Vive sospeso tra i sogni del Chelsea Market e la geometria della Mole, che si trova a pochi passi dal suo ristorante. E’ un creativo puro che ha molto visto e molto viaggiato, che piace e si piace; tuttavia non cerca ossessivamente i riflettori. Forse devono essere i riflettori a cercare lui, perché gli piace molto anche parlare, ma essendo consapevole dei propri mezzi sa che le parole più significative provengono dalla sua cucina, così vibrante, contemporanea ed estemporanea. Marcello Trentini è una fucina di idee, sforna ricette in continuazione, se non fosse per pochi classici sempre in carta, ogni giorno sarebbe diverso dall’altro. Non si bagna mai due volte nello stesso fiume, un po’ per indole, un po’ per educazione. E’ pollockiano, elabora infinite variazioni di colore, la sua ispirazione è fluida come un “dripping”, le sfumature sono sempre simili ma diverse.

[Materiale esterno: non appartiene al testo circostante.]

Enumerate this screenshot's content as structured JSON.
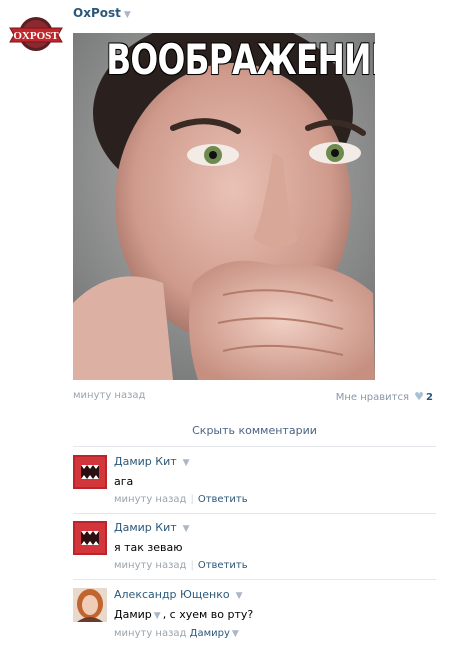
{
  "post": {
    "author": "OxPost",
    "caret": "▼",
    "brand_logo_text": "OXPOST",
    "image_caption": "ВООБРАЖЕНИЕ",
    "time": "минуту назад",
    "likes_label": "Мне нравится",
    "likes_count": "2"
  },
  "hide_comments_label": "Скрыть комментарии",
  "comments": [
    {
      "author": "Дамир Кит",
      "text": "ага",
      "time": "минуту назад",
      "reply_label": "Ответить"
    },
    {
      "author": "Дамир Кит",
      "text": "я так зеваю",
      "time": "минуту назад",
      "reply_label": "Ответить"
    },
    {
      "author": "Александр Ющенко",
      "text_name": "Дамир",
      "text_rest": ", с хуем во рту?",
      "time": "минуту назад",
      "reply_to": "Дамиру"
    }
  ],
  "colors": {
    "link": "#2b587a",
    "muted": "#9aa4ae",
    "brand_red": "#c0262b"
  },
  "icons": {
    "heart": "heart-icon",
    "caret": "chevron-down-icon"
  }
}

Ha iniziato nel 2003 insieme alla moglie Simona nei locali attigui all’insegna attuale, che da pochi mesi ospitano un elegante cocktail bar travestito da speakeasy, dove spiccano le eccellenti torte salate di Filippo Novelli e la mixology di Carlotta Rubia. “Oggi il Mago ha raddoppiato”, dicono in città. In verità, non ha solo raddoppiato gli spazi, in quindici anni ha implementato le idee, ha traslato nel suo ristorante un laboratorio newyorchese di quadri, sagome, installazioni in continuo movimento. Il “Mago” ama il multiculturalismo degli States, ma è profondamente sabaudo.

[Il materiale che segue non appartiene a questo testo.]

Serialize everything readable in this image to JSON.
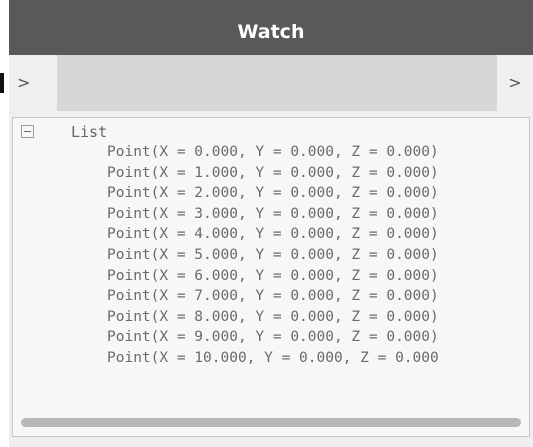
{
  "node": {
    "title": "Watch"
  },
  "ports": {
    "input_label": ">",
    "output_label": ">"
  },
  "watch": {
    "root_label": "List",
    "items": [
      "Point(X = 0.000, Y = 0.000, Z = 0.000)",
      "Point(X = 1.000, Y = 0.000, Z = 0.000)",
      "Point(X = 2.000, Y = 0.000, Z = 0.000)",
      "Point(X = 3.000, Y = 0.000, Z = 0.000)",
      "Point(X = 4.000, Y = 0.000, Z = 0.000)",
      "Point(X = 5.000, Y = 0.000, Z = 0.000)",
      "Point(X = 6.000, Y = 0.000, Z = 0.000)",
      "Point(X = 7.000, Y = 0.000, Z = 0.000)",
      "Point(X = 8.000, Y = 0.000, Z = 0.000)",
      "Point(X = 9.000, Y = 0.000, Z = 0.000)",
      "Point(X = 10.000, Y = 0.000, Z = 0.000"
    ]
  },
  "icons": {
    "collapse": "minus-box-icon"
  },
  "colors": {
    "title_bar": "#595959",
    "node_body": "#efefef",
    "port_row": "#d6d6d6",
    "text": "#6a6a6a"
  }
}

Non sono due anime in contraddizione, ma in continuità. Vinicio Capossela cantava il Tanco del Murazzo, ritratto del primo laboratorio urbano della Torino contemporanea: “Il tipo aspetta dietro il ponte senza fretta, il fiume è giallo, lento fango d’Orinoco scorre tra i fuochi, gli spacci, il mangiafuoco scende il murazzo, c’è una macchina bruciata, kebab arrosto e folla a grappoli in parata, le ragazze aspettano di uscire fuori per ballare e intanto provano le scarpe nuove e ridono da sole”. Marcello Trentini è un po’ questo, un po’ un cantastorie a tinte rock, un possibile Lou Reed torinese.
A lato il cocktail bar, a un angolo di Corso San Maurizio il nuovo ristorante: un’anticamera, un’elegante sala arredata con toni urban-chic, un tavolo conviviale con vista cucina e l’immancabile affresco che richiama la Grande Mela, centro del mondo.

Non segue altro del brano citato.